- Style: Irish Red Ale
- ABV: 6.5%
- Season: Winter (late winter specificly)
- Ease to locate: Widely available in the Midwest, NY, NJ, VA, WV, KY, & Washington DC
- Color: Golden amber
- Head: 1 & 1/2 fingers with nice lacing
- Aroma: Toasted malts, sweet caramel, a bit of tea and a hint of citrus
- Mouthfeel: Light, but crisp and dry. A good amount of carbonation
- Finish: Medium with mild hops on the tail
- Food friendly: Yes. Because it's dry, it'll go with a variety of foods. Personally, I'm serving it with corned beef.
They say on St. Patrick's Day that everyone is Irish. Well, 365 days a year I'm always Irish. My maternal grandmother, who was also named Marie (which I'm sure is just a coincidence), came over from County Mayo when she was just 16 years old. She left her family's small farm in the West of Ireland and sailed across the sea to a new country to join her older sisters in the quest for a better life. When I was 16, my greatest achievement was when Marvel Comics published a letter that I wrote in one of their publications (don't mock. I was really excited.) My grandmother was an extraordinary woman. Actually, I come form a long line of extraordinary women on both sides of my family tree. Talk about pressure to not suck. My grandmother worked as a cook, a ladies maid and at one point, as the caretaker of a linen closet for a rather wealthy Chicago heiress (today we might have referred to her as a "Linen Special Needs Assistant") When my grandfather passed away, my mom and her sister were just teenagers. My grandmother became the sole breadwinner for her family. She was a single mom way before it became a Rom Com cliche staple. One of the legacies she passed on to me was her pride in doing a job well done. Half-assing something was definitely not in her wheelhouse.

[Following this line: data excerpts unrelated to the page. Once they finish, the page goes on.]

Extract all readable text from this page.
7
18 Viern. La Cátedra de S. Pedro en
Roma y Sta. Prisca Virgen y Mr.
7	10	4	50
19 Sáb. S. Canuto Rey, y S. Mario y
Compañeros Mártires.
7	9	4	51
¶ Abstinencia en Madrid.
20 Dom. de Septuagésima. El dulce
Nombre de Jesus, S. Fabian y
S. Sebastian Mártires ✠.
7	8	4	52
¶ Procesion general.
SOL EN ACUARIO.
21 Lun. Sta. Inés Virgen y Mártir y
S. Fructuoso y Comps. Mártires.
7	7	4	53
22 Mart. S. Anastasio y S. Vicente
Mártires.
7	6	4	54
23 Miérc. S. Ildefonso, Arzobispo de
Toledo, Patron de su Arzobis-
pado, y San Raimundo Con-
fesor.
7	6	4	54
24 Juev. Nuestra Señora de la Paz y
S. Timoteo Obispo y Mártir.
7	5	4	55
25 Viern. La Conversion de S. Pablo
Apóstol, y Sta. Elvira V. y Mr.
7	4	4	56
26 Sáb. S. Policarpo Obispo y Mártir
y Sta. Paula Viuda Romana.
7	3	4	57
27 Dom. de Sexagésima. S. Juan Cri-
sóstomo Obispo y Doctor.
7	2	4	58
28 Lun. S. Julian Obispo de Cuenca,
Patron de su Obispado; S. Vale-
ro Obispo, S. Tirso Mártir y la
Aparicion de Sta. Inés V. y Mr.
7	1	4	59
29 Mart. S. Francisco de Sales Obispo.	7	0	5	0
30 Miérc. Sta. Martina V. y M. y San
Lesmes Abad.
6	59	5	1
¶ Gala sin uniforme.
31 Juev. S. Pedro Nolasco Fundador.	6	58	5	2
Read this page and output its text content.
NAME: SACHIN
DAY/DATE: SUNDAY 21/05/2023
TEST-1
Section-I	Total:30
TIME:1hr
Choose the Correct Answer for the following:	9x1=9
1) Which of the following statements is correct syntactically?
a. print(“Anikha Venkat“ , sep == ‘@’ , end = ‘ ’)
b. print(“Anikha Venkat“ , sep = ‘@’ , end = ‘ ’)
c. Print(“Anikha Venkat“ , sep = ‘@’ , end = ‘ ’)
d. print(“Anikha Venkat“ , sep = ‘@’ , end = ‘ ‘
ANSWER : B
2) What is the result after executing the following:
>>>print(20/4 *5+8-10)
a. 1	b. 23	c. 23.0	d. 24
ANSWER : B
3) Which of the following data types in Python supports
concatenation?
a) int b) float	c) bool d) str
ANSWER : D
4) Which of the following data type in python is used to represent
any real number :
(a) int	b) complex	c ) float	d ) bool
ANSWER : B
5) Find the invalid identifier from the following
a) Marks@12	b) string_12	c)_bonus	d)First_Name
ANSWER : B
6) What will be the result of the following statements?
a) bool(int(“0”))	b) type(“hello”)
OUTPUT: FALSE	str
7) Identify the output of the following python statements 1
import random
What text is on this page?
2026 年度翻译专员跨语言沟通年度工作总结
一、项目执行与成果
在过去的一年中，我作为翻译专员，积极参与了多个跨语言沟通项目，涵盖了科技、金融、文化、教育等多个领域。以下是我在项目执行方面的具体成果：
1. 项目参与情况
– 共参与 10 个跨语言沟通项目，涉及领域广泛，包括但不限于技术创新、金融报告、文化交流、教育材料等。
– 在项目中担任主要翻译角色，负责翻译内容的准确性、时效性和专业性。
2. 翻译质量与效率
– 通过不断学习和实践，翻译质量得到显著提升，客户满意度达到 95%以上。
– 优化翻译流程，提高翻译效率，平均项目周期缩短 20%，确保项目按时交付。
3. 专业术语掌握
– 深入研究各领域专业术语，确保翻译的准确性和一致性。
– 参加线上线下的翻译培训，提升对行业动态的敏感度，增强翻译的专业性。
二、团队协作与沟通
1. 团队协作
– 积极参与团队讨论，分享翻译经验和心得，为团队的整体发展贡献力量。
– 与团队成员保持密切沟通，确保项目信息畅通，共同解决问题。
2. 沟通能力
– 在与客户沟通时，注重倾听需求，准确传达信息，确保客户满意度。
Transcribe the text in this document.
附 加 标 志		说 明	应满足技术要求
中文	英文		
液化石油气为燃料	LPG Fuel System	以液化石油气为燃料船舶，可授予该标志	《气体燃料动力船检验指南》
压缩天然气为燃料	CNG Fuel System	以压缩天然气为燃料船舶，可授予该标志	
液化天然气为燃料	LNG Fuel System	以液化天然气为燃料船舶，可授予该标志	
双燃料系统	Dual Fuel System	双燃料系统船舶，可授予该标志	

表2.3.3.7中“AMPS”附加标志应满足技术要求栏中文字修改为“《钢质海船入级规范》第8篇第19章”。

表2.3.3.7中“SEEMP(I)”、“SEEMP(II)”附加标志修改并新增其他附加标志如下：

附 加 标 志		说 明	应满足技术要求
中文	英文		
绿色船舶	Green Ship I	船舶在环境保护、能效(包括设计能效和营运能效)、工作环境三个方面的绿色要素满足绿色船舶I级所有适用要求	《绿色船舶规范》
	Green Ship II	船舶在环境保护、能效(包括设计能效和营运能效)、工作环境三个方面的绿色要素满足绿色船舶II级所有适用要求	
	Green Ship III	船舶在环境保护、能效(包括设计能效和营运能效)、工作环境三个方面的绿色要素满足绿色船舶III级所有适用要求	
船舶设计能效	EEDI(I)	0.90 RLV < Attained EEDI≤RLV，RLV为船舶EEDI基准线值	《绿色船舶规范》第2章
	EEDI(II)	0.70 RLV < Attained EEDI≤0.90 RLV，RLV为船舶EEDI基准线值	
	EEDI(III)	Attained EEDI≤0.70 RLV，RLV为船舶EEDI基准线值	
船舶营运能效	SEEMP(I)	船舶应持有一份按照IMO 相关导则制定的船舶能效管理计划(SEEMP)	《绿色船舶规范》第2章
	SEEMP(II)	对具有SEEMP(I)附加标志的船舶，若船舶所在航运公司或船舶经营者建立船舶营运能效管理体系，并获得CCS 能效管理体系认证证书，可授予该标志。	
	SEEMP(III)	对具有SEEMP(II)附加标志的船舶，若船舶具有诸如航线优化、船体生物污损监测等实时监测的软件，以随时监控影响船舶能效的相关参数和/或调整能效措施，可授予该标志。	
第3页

Pat and Dan Conway, the owners of Great Lakes Brewing, must have had a similar upbringing. They named their Irish ale after their paternal grandfather, Patrick (again, I'm sure just a coincidence.) Patrick Conway the elder was a Cleveland traffic cop for over twenty five years, often directing traffic on a corner where his grandsons' brewery now sits. I believe that these brewers were raised with the same determination and drive that only an Irish grandparent can provide. Irish grandparents also tend to give you a love of all things shamrock, a high tolerance for guilt complexes and the ability to slap on a friendly grin all the while you are plotting a rival's take down, but I digress.
|I had to take these photos on my IPhone. I'd prefer if you consider the lighting here as "artistic" and not "crappy"|
|This gives you a good idea of the beer's color. It gives you an awful idea of the lacing|
|Sort of like the fog settling softly over Galway Bay. OK, not really, but it certainly tastes better|
I would pair Conway's Irish Ale with a variety of food. Of course you can go with traditional corned beef sandwiches, but we're Irish Americans, damn it! Embrace your Yankee boldness and try something less traditional. Serve it with meatless shephard pie with horseraddish cheddar potatoes (yes, it's a Rachael Ray recipe. Don't judge me. It said CHEDDAR POTATOES, people!) I think it could equally go with with an easy braised chicken thighs dish (and yes, this one is Emeril. Apparently I'm on a Food Network roll. Sometimes you just have to ride the wave.) No matter what you pair it with, try to serve it with a huge helping of family. Yes, they sometimes drive us to the brink of insanity, some times to the precipice of financial ruin and sometimes we want to just change our names to Consuela and set up a surf shop in a small Mexican costal town (unless your name is already Consuela, then feel free to change it to Marie and move to Chicago instead.) But family is also the reason that we who we are today. And on most days, that's not that bad.